L’ancien et le nouveau
Le nouveau tramway innove quant à chacun des motifs qui avaient conduit au démantèlement du tramway dans sa forme ancienne. On le disait vieillot, désuet : rien ne fait plus moderne maintenant. Englué dans la circulation, il était inefficace : implanté en site exclusif, le nouveau tramway se moque de la circulation. Il était bruyant et inconfortable : le nouveau tramway est le mode de transport dont l’accès est le plus aisé, pour les personnes en fauteuil roulant notamment, et il file dans un silence monacal. Les fils et les rails déparaient la ville : l’implantation du nouveau tramway est l’occasion d’une opération d’embellissement urbain s’étendant sur toute la longueur du corridor emprunté. Le tramway n’avait pas plus de capacité qu’un autobus : les rames du nouveau tramway accueillent de 150 à 300 passagers, remplaçant jusqu’à cinq autobus.
 
Je pourrais continuer longtemps à vanter les vertus du nouveau tramway. Il suffit de dire que plus de 100 villes du monde en ont fait l’instrument principal de leur inscription résolue dans le XXIe siècle.
 
Essentiel et complémentaire
Le nouveau tramway ne doit être opposé ni au métro, ni à l’autobus urbain. Il prend simplement sa place entre ces deux modes, contribuant à enrichir une offre globale de transports urbains de qualité. Il coûte cher, rétorquent les sceptiques. En réalité, les coûts d’investissement sont trois à quatre fois moindres que ceux du métro et les coûts d’exploitation, deux à quatre fois moindres que ceux de l’autobus.
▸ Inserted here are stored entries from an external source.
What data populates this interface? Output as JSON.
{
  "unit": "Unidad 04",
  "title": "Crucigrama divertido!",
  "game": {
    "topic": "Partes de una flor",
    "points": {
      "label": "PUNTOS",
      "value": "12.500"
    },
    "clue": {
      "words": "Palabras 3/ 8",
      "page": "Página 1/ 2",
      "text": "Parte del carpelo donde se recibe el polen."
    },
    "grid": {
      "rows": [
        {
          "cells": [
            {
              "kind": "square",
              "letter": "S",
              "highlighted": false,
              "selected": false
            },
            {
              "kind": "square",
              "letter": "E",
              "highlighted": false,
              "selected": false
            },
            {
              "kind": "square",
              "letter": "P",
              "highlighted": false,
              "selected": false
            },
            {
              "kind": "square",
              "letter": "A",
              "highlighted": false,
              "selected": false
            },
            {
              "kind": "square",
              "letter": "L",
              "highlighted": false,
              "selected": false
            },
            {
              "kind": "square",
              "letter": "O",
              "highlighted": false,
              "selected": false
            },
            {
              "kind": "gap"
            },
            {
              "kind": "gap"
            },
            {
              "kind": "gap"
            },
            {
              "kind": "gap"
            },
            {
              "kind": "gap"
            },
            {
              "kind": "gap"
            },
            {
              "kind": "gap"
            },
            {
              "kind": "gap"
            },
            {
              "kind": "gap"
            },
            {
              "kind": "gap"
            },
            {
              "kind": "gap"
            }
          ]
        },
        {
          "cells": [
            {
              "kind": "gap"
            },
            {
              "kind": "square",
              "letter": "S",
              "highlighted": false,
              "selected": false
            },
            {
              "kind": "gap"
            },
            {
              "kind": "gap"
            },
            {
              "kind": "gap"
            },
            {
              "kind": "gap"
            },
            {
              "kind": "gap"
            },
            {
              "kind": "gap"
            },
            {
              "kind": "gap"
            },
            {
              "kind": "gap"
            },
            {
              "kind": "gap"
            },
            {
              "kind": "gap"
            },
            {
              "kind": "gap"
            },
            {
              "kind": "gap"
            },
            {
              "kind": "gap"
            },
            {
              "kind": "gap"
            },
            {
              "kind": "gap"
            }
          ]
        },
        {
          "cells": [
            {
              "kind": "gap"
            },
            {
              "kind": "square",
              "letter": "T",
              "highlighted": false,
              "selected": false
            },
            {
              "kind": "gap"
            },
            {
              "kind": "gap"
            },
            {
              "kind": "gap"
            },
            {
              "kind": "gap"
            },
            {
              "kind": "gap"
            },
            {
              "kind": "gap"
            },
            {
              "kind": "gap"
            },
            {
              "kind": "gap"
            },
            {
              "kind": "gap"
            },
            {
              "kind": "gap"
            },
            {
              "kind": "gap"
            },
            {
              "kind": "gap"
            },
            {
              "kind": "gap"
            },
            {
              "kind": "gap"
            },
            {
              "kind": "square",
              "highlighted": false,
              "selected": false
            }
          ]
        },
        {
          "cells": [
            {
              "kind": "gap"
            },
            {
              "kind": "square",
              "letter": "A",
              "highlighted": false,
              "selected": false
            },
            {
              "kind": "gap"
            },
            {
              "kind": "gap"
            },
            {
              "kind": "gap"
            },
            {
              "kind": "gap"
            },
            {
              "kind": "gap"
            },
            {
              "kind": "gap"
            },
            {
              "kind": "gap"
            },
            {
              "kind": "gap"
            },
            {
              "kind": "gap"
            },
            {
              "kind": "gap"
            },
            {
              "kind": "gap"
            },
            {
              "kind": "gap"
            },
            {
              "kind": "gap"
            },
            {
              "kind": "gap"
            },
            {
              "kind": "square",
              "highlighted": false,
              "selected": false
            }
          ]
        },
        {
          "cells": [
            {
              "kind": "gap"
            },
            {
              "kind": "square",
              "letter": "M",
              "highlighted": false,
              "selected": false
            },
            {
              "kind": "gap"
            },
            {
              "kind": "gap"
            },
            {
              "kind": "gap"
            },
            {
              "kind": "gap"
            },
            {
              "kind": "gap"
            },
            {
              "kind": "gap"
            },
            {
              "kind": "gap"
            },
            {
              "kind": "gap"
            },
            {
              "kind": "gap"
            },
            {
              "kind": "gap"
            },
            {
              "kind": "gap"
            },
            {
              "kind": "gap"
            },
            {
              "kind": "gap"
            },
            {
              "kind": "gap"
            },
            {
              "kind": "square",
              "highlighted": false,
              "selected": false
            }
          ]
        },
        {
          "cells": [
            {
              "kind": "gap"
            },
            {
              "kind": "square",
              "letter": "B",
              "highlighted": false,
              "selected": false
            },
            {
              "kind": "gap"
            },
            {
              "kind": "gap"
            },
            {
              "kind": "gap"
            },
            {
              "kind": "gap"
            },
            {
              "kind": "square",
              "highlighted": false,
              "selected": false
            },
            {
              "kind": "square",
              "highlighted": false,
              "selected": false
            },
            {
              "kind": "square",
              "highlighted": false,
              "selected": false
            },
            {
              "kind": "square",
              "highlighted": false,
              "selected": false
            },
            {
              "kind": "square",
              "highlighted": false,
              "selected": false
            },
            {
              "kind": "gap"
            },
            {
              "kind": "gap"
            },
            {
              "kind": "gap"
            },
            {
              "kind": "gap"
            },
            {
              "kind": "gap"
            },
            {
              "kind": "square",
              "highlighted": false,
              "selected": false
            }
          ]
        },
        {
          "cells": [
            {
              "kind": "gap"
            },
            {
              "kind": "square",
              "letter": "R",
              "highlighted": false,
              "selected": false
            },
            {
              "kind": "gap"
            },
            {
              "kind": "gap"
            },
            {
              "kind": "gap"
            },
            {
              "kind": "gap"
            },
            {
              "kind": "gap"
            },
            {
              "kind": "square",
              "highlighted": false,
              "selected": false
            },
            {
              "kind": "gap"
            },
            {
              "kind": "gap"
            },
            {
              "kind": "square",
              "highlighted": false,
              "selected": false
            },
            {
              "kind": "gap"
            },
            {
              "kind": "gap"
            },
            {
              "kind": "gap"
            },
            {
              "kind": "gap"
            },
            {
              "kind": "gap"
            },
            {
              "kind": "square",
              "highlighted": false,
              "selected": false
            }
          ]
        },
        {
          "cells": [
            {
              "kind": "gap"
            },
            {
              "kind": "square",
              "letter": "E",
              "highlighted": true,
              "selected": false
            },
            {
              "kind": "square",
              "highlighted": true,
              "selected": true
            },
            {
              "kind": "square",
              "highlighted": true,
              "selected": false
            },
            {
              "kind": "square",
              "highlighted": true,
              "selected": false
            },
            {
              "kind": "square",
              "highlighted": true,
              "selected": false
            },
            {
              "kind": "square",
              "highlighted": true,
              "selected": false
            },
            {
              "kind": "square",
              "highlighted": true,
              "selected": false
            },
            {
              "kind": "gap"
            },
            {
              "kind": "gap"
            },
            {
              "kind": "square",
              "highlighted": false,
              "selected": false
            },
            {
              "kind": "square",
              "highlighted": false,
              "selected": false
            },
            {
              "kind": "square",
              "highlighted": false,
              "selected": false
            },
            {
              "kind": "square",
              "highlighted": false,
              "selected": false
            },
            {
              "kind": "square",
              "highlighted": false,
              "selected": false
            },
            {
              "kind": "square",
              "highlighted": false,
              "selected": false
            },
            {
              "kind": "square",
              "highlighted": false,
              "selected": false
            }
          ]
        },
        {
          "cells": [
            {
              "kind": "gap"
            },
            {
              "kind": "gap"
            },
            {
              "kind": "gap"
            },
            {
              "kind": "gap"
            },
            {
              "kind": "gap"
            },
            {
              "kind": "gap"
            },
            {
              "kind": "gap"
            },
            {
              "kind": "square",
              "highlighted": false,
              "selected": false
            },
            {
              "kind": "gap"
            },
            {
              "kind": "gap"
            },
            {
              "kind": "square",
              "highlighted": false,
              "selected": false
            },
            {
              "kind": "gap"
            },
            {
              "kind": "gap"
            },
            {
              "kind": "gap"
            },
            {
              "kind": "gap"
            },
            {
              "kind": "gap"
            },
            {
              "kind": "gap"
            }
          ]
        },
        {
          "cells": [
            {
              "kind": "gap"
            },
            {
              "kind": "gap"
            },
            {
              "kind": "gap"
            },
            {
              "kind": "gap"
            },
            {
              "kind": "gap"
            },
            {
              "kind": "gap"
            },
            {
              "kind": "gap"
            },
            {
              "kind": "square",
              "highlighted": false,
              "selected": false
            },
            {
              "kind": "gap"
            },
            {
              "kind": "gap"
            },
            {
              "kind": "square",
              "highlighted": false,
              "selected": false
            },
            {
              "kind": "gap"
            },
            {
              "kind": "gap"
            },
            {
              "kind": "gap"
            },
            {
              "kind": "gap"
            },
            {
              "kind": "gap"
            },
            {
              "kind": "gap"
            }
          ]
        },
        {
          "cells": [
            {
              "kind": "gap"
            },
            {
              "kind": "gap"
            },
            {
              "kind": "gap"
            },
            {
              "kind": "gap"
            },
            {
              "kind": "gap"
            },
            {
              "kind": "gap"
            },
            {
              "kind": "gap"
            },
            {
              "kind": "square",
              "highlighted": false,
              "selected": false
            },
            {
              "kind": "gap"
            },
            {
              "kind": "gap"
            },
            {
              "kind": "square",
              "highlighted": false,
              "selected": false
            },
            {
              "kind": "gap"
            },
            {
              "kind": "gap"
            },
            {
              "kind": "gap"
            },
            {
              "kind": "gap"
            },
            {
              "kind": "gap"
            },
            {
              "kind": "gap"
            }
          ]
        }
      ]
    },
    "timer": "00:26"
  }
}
En fait, le métro, le nouveau tramway, l’autobus et le train de banlieue composent ensemble une offre globale qui doit être développée sans tarder, l’objectif devant être de doubler l’achalandage du transport collectif d’ici une vingtaine d’années.
 
Pour finir, parlons de développement économique. Le Québec ne produisant ni pétrole, ni automobiles, son économie est déficitaire de 25 milliards de dollars pour l’achat de ces produits. Deux études réalisées par SECOR (en 2004 et en 2010) ont démontré que les transports collectifs sont trois fois moins chers que l’automobile pour l’usager, en plus de créer trois fois plus d’emplois que cette dernière dans l’économie du Québec. Par conséquent, investir dans le tramway et dans les transports collectifs électrifiés est incontestablement le choix économique le plus censé que nous puissions faire. En prime, le nouveau tramway s’est révélé partout dans le monde un formidable moteur de développement urbain qui attire l’investissement le long des corridors empruntés. En quelques années, tous les terrains vacants ou sous-utilisés, comme les stationnements de surface, cèdent la place à des immeubles aux fonctions diverses, au premier rang desquelles figure l’habitation.
 
Ainsi, l’implantation d’un réseau de nouveau tramway permettrait à Montréal de redevenir concurrentielle face aux banlieues en termes d’attractivité résidentielle pour les classes moyennes. Tout Montréalais ne peut qu’être doublement séduit par cette perspective.

 


[1] R. Bergeron, « Une industrie vorace », Relations, no 702, août 2005.